Watch emotional moment a woman can hear her husband’s kiss

This is the emotional moment a deaf woman wept as she heard her husband’s kiss for the first time thanks to a cochlear implant. 

A video of the tender moment shows the pair exchanging ‘I love you’s before her husband leans in for a kiss.

They then settle back in their chairs before a doctor in the room asks the woman if she heard the kiss.

The shocked look on her face reveals that she had just registered the sound when the doctor asked her about it. Grinning from ear to ear, she says: ‘I did!’ before breaking down in tears, triggering the doctor to tear-up as well.

A cochlear implant is an electronic device that can be placed in the ears of people who are profoundly deaf to improve their hearing.

A surgical procedure is required to insert the device, part of which remains under the skin. The other part of it rests behind the patient’s ear.

An implant contains a microphone, which picks up on noises around the person wearing it. Next, a ‘speech processor’ in the implant selects sounds that the microphone picks up to highlight for the patient wearing the device.
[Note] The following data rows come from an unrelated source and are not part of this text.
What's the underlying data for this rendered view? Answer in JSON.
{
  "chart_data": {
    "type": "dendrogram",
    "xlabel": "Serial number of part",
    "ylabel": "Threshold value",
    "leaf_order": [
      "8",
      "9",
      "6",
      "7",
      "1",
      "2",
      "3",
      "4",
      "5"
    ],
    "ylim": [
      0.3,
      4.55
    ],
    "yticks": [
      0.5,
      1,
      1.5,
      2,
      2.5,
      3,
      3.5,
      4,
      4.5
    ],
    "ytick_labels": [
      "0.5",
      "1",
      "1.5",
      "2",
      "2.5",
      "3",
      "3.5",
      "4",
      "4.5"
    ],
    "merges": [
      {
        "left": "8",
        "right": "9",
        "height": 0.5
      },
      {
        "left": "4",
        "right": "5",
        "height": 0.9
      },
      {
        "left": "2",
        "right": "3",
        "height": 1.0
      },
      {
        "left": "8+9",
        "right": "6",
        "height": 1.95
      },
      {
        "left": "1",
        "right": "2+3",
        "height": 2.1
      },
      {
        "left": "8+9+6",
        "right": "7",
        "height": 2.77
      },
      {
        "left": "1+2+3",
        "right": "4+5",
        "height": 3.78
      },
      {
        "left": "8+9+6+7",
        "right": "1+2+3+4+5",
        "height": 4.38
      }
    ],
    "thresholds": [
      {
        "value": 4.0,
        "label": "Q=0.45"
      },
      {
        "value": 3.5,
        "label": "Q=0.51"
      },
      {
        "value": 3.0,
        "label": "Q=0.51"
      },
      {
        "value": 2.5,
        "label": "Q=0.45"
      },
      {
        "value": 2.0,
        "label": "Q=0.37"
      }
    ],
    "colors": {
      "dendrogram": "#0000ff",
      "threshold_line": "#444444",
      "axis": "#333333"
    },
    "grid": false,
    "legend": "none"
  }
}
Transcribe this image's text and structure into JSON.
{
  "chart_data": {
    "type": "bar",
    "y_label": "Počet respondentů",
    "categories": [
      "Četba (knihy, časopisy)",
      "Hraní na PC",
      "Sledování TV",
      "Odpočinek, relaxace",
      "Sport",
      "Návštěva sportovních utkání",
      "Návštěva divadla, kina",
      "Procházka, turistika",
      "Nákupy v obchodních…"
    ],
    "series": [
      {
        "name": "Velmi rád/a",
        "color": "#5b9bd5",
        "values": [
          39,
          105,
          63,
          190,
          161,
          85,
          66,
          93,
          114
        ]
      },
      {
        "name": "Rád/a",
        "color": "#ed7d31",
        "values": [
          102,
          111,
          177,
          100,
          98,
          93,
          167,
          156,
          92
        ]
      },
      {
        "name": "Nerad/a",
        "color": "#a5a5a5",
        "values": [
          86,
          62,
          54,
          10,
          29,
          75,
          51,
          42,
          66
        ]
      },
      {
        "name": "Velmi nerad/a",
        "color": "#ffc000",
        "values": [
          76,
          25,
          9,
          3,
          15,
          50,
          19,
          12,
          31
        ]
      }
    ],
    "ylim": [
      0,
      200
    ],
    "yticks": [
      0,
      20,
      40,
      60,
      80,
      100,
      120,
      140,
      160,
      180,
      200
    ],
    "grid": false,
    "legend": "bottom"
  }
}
The processor then signals a stimulator, which converts the sounds to electric impulses inside of the patient’s ear.

These impulses are then sent to the patient’s auditory nerve by an electrode array.

WHY CHILDREN WITH COCHLEAR IMPLANTS HAVE AN INCREASED RISK OF MENINGITIS INFECTIONS

The CDC has found that children with cochlear implants are more susceptible to meningitis infections.

For this reason, doctors who are thinking of treating a deaf child with a cochlear implant should always review their vaccination history.

Children considering getting implants should be up-to-date on their pneumococcal vaccinations, as pneumococcal meningitis is a specific strand that they have a higher chance of getting.

And the CDC recommends that they be up-to-date on these vaccinations at least two weeks before their insertion surgery.

Even if a child has had pneumococcal meningitis in the past, they should still receive the vaccination before the surgery, since there are more than 90 known variations of the infection.

While the devices do not ensure that deaf patients will have their hearing restored 100 percent, they do create representations of the voices of others for them, which help deaf people understand speech.

Cochlear implants are not the same as hearing aids, which help people who have damaged ears. Hearing aids amplify sounds for people hard of hearing.

Implants, on the other hand, do not communicate with damaged parts of the ear, but instead they directly stimulate the auditory nerve.

Both children and adults who are deaf can be fitted for cochlear implants, which were approved in the 1980s, and hundreds of thousands of people worldwide have had them inserted into their ears.

The FDA has said that about 60,000 US adults and 40,000 US children use the implants to help them hear.

After a cochlear implant is inserted into a deaf patient, they will have to undergo therapy to learn how to utilize their sense of hearing, working with audiologists and speech pathologists to practice developing their hearing and communication skills.

Factors that deaf people consider when making the decision to get a cochlear implant include age, their motivation to learn to hear and whether their hearing loss was present before or after their language skills were developed.